Doctors raise alarm about ancient HTLV-1 virus: ‘Prevalence is off the charts’ in Australia

Doctors raise alarm about ancient HTLV-1 virus: ‘Prevalence is off the charts’ in Australia

Source: CNN By Jacqueline Howard,  

An ancient virus infecting residents across Australia’s Northern Territory is leaving death and despair in its path, and doctors are now calling for greater efforts to stop the spread of infections.

The rates of human T-cell leukemia virus type 1, or HTLV-1, infection are exceeding 40% among adults in remote regions of central Australia, with indigenous communities being the hardest hit, especially in the town of Alice Springs.
Many doctors — including the man who discovered the virus nearly four decades ago — are raising the alarm about how little has been done to prevent, test for and treat HTLV-1, which can cause leukemia and lymphoma.

“The prevalence is off the charts” in Australia, said Dr.
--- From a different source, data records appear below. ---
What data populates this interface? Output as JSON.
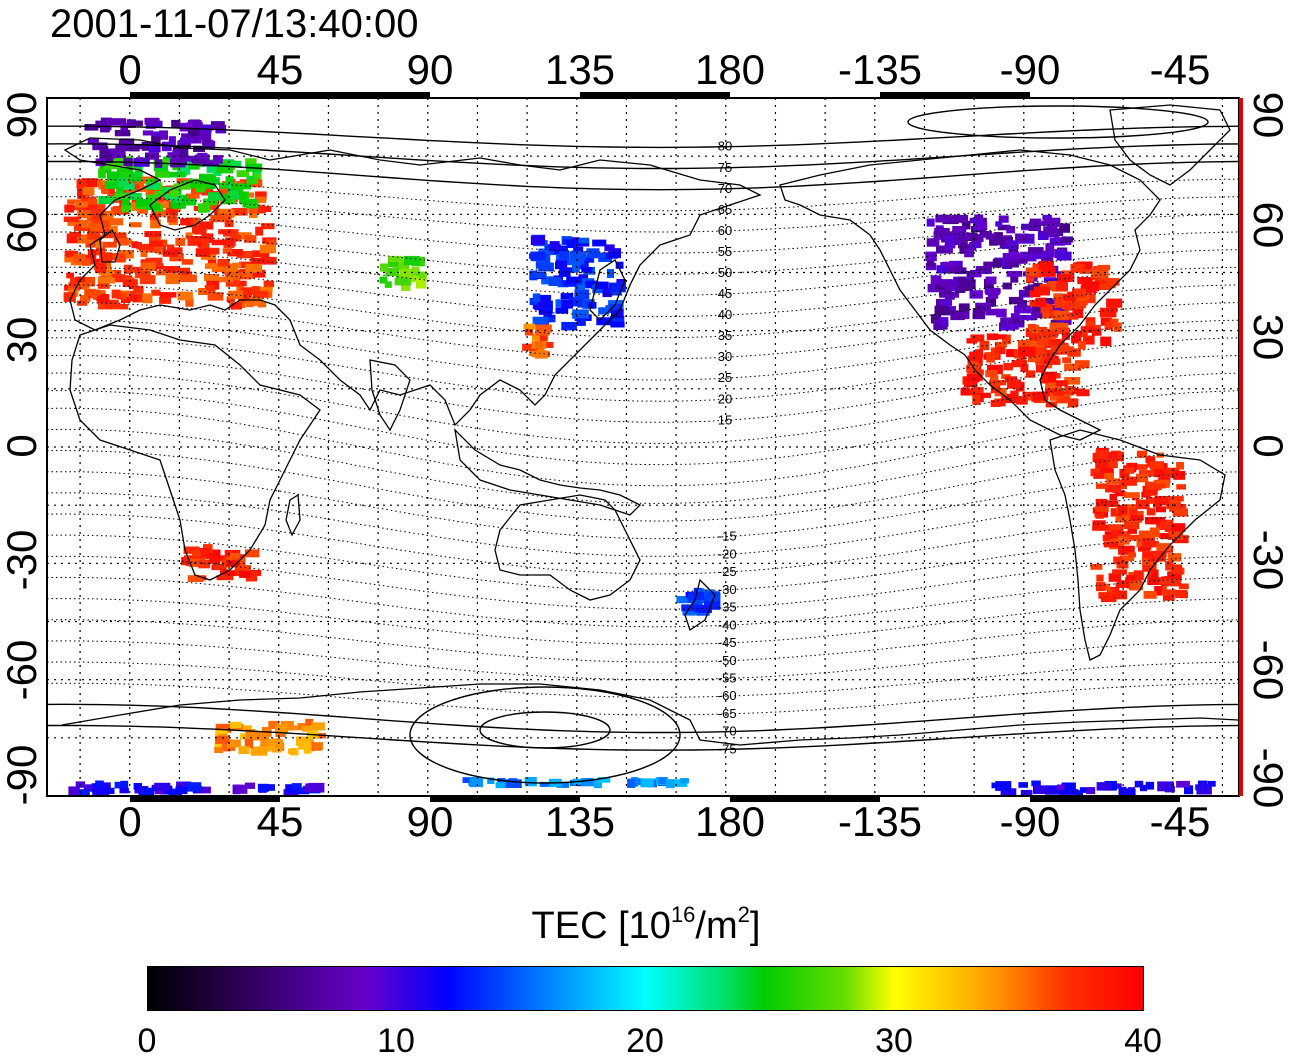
{
  "title": "2001-11-07/13:40:00",
  "axes": {
    "top_ticks": [
      "0",
      "45",
      "90",
      "135",
      "180",
      "-135",
      "-90",
      "-45"
    ],
    "bottom_ticks": [
      "0",
      "45",
      "90",
      "135",
      "180",
      "-135",
      "-90",
      "-45"
    ],
    "left_ticks": [
      "90",
      "60",
      "30",
      "0",
      "-30",
      "-60",
      "-90"
    ],
    "right_ticks": [
      "90",
      "60",
      "30",
      "0",
      "-30",
      "-60",
      "-90"
    ]
  },
  "contour_labels": [
    "80",
    "75",
    "70",
    "65",
    "60",
    "55",
    "50",
    "45",
    "40",
    "35",
    "30",
    "25",
    "20",
    "15",
    "-15",
    "-20",
    "-25",
    "-30",
    "-35",
    "-40",
    "-45",
    "-50",
    "-55",
    "-60",
    "-65",
    "-70",
    "-75"
  ],
  "colorbar": {
    "label_main": "TEC  [10",
    "label_exp1": "16",
    "label_mid": "/m",
    "label_exp2": "2",
    "label_end": "]",
    "ticks": [
      "0",
      "10",
      "20",
      "30",
      "40"
    ]
  },
  "colors": {
    "low": "#000000",
    "high": "#ff0000"
  },
  "chart_data": {
    "type": "heatmap",
    "title": "2001-11-07/13:40:00",
    "xlabel": "",
    "ylabel": "",
    "xlim": [
      -25,
      335
    ],
    "ylim": [
      -90,
      90
    ],
    "colorbar_range": [
      0,
      40
    ],
    "grid": true,
    "regions": [
      {
        "lon_range": [
          -20,
          45
        ],
        "lat_range": [
          35,
          70
        ],
        "tec": 37
      },
      {
        "lon_range": [
          -10,
          40
        ],
        "lat_range": [
          60,
          75
        ],
        "tec": 25
      },
      {
        "lon_range": [
          -15,
          30
        ],
        "lat_range": [
          72,
          85
        ],
        "tec": 8
      },
      {
        "lon_range": [
          75,
          90
        ],
        "lat_range": [
          40,
          50
        ],
        "tec": 27
      },
      {
        "lon_range": [
          120,
          150
        ],
        "lat_range": [
          30,
          55
        ],
        "tec": 13
      },
      {
        "lon_range": [
          118,
          128
        ],
        "lat_range": [
          22,
          32
        ],
        "tec": 36
      },
      {
        "lon_range": [
          240,
          285
        ],
        "lat_range": [
          30,
          60
        ],
        "tec": 8
      },
      {
        "lon_range": [
          270,
          300
        ],
        "lat_range": [
          25,
          48
        ],
        "tec": 38
      },
      {
        "lon_range": [
          250,
          290
        ],
        "lat_range": [
          10,
          30
        ],
        "tec": 38
      },
      {
        "lon_range": [
          290,
          320
        ],
        "lat_range": [
          -40,
          0
        ],
        "tec": 38
      },
      {
        "lon_range": [
          15,
          40
        ],
        "lat_range": [
          -35,
          -25
        ],
        "tec": 38
      },
      {
        "lon_range": [
          165,
          180
        ],
        "lat_range": [
          -45,
          -35
        ],
        "tec": 14
      },
      {
        "lon_range": [
          25,
          60
        ],
        "lat_range": [
          -80,
          -70
        ],
        "tec": 34
      },
      {
        "lon_range": [
          -20,
          60
        ],
        "lat_range": [
          -90,
          -86
        ],
        "tec": 11
      },
      {
        "lon_range": [
          100,
          170
        ],
        "lat_range": [
          -88,
          -85
        ],
        "tec": 16
      },
      {
        "lon_range": [
          260,
          330
        ],
        "lat_range": [
          -90,
          -86
        ],
        "tec": 11
      }
    ]
  }
}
Robert Gallo, co-founder and director of the Institute of Human Virology at the University of Maryland School of Medicine, whose laboratory was the first to detect HTLV-1 in 1979 and publish the finding in 1980.
Yet “nobody that I know of in the world has done anything about trying to treat this disease before,” said Gallo, who is also co-founder and scientific director of the Global Virus Network and chairs the network’s HTLV-1 Task Force.
“There’s little to almost no vaccine efforts, outside of some Japanese research,” he said. “So prevention by vaccine is wide open for research.”
HTLV-1 — an ancient virus whose DNA can be found in 1,500-year-old Andean mummies — can spread from mother to child, particularly through breastfeeding; between sexual partners, through unprotected sex; and by blood contact, such as through transfusions. Because it can be transmitted through sex, it’s considered a sexually transmitted infection, or STI.

The virus is associated with myriad serious health problems, such as diseases of the nervous system and a lung-damaging condition called bronchiectasis, and it weakens the immune system. HTLV-1 is sometimes called a cousin of the human immunodeficiency virus, HIV.

An ‘extraordinary’ prevalence in remote Australia

The focus has come about now because of the high prevalence among indigenous Australians, “which is probably the highest-ever reported prevalence in any population,” said Dr. Graham Taylor, a clinician and professor at Imperial College London who runs the United Kingdom’s HTLV clinical service based at St. Mary’s Hospital.
“But if we look globally, we know about HTLV-1 in a number of countries,” he added.